Jewelry supplies and tools stored in drawers - Rena Klingenberg

I love the portability of my supplies with this system – and being able to pull out just one or two drawers that have what I need, and taking them to my work area.

For example, if I’ll be wireworking, I simply pull out the drawer that holds my pliers, cutters, etc., and carry it to my work area:

Storing jewelry tools - Rena Klingenberg

Making copper wire rings? I pull out my copper drawer (each metal drawer holds all of my wire, sheet, and scraps for that type of metal) and carry it over to my work area:

Storing copper wire and sheet metal - Rena Klingenberg

Hammering? I pull out the drawer that holds my steel block and hammers and take it to my work area:

Storing jewelry hammers and steel block - Rena Klingenberg

And so on.

For me this is such a handy and flexible system!

There are also a few other jewelry supplies on these closet shelves:

Bottom Shelf:

My tumbler and the strainers I use for washing or rinsing jewelry items are behind the drawers.

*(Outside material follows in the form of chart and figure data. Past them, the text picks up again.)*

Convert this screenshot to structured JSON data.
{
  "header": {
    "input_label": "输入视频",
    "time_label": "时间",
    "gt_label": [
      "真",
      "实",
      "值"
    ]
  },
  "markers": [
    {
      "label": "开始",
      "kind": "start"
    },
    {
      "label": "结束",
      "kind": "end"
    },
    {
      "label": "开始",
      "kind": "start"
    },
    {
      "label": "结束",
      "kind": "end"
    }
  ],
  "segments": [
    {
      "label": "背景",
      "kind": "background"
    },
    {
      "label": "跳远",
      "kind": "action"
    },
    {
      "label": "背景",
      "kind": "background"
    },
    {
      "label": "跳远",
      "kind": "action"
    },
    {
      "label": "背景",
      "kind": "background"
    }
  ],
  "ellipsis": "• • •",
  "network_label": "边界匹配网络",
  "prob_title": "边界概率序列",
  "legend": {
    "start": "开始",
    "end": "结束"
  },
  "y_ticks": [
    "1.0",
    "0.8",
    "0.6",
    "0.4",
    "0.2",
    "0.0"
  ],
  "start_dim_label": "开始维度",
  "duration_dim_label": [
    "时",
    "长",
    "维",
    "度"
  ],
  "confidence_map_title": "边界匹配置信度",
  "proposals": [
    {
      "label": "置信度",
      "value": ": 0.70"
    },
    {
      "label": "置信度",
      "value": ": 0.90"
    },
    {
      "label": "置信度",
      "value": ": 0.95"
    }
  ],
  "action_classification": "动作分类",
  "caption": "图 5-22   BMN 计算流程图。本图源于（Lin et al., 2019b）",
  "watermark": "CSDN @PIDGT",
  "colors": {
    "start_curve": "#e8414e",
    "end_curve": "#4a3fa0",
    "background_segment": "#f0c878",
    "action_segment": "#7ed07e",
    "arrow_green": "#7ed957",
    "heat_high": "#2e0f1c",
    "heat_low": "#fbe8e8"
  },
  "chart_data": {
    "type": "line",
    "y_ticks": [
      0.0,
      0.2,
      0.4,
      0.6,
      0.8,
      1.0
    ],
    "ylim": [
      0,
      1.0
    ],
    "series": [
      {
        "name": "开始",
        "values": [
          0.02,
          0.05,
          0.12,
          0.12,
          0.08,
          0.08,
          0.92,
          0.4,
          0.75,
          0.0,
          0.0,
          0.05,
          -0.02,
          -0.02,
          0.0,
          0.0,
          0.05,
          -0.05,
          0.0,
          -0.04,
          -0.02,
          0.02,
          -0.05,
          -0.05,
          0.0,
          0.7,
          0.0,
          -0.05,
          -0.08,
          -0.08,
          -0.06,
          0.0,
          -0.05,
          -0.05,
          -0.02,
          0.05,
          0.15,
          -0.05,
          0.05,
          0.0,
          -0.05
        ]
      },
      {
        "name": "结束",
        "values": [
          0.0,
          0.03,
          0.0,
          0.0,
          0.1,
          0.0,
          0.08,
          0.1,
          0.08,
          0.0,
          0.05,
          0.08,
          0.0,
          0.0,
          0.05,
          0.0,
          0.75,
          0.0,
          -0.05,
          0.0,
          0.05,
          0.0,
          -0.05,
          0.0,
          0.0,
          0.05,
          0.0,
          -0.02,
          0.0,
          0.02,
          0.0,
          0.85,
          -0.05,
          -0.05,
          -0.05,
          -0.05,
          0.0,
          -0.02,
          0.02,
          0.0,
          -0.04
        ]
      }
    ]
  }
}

My wooden bracelet mandrel is to the right of the drawers.

My metal stamps are to the left of the drawers.

Middle Shelf:

Extra jewelry ziplock bags are in a box behind the drawers.

E-6000 glue and Diamond Glaze are to the left of the drawers.

Top Shelf:

A bag of fabric, a craft mat, and a couple of bead-boards are behind the drawers.

A stack of black plastic jewelry trays are to the left of the drawers.

An optivisor and protective goggles are to the right of the drawers.

Storing Beads:

Here’s how I store my beads – in mini jewelry ziplock bags, and then sorted by color into plastic storage boxes on a bookshelf:

Bead storage idea - sorted by color in stackable storage containers - Rena Klingenberg

(These boxes don’t actually lean like the Tower of Pisa!)

I typed up the bead-color labels on my computer, printed them, and attached them to the front of these boxes with wide, clear packing tape.

These rectangular plastic storage boxes measure about 8″ x 12″ x 3.5″.

I can easily bring whichever bead color box(es) I need, to wherever I’m going to work.

Storing Other Jewelry Supplies:

For all of my other jewelry-making odds and ends, I use four more of these plastic drawer units, on a shelf just above my bead boxes:

Storing and organizing jewelry supplies - Rena Klingenberg

These drawers hold things like chains, mini jewelry frames, charms, washers, steampunk / hardware components, cancelled postage stamps, shrinky plastic sheets, cabochons, my handmade jewelry findings / components, my various sizes of jewelry ziplock bags, etc.

And again, by sorting these things into drawers, I can pull out only the drawer(s) I need.

You should be able to find plastic drawers and boxes similar to mine at dollar stores, thrift stores, and Walmart / Target type of stores.

Storing Jewelry Supplies and Tools, by Rena Klingenberg, Jewelry Making Journal

Cleanup is Fast!

That’s the other thing that suits me about storing my jewelry supplies this way – it’s so easy to get my jewelry-making mess cleaned up and put away.

Everything goes back easily into its proper drawer (or bead box) that I’ve carried to my workspace.

And from there it’s only a few seconds until each drawer or box is back in its regular storage place.

If my jewelry project is unfinished, it just stays in its tray, which I stack up on the top shelf of my jewelry closet till the next session!

If you have several unfinished jewelry projects in progress, each can live in its own tray, neatly stacked up.

If you’ve made several pieces of jewelry, you can store the finished pieces in one of your stacked jewelry trays, with the jewelry between layers of no-tarnish silvercloth (available at fabric stores), until you’re ready to clean and/or tumble a batch of them.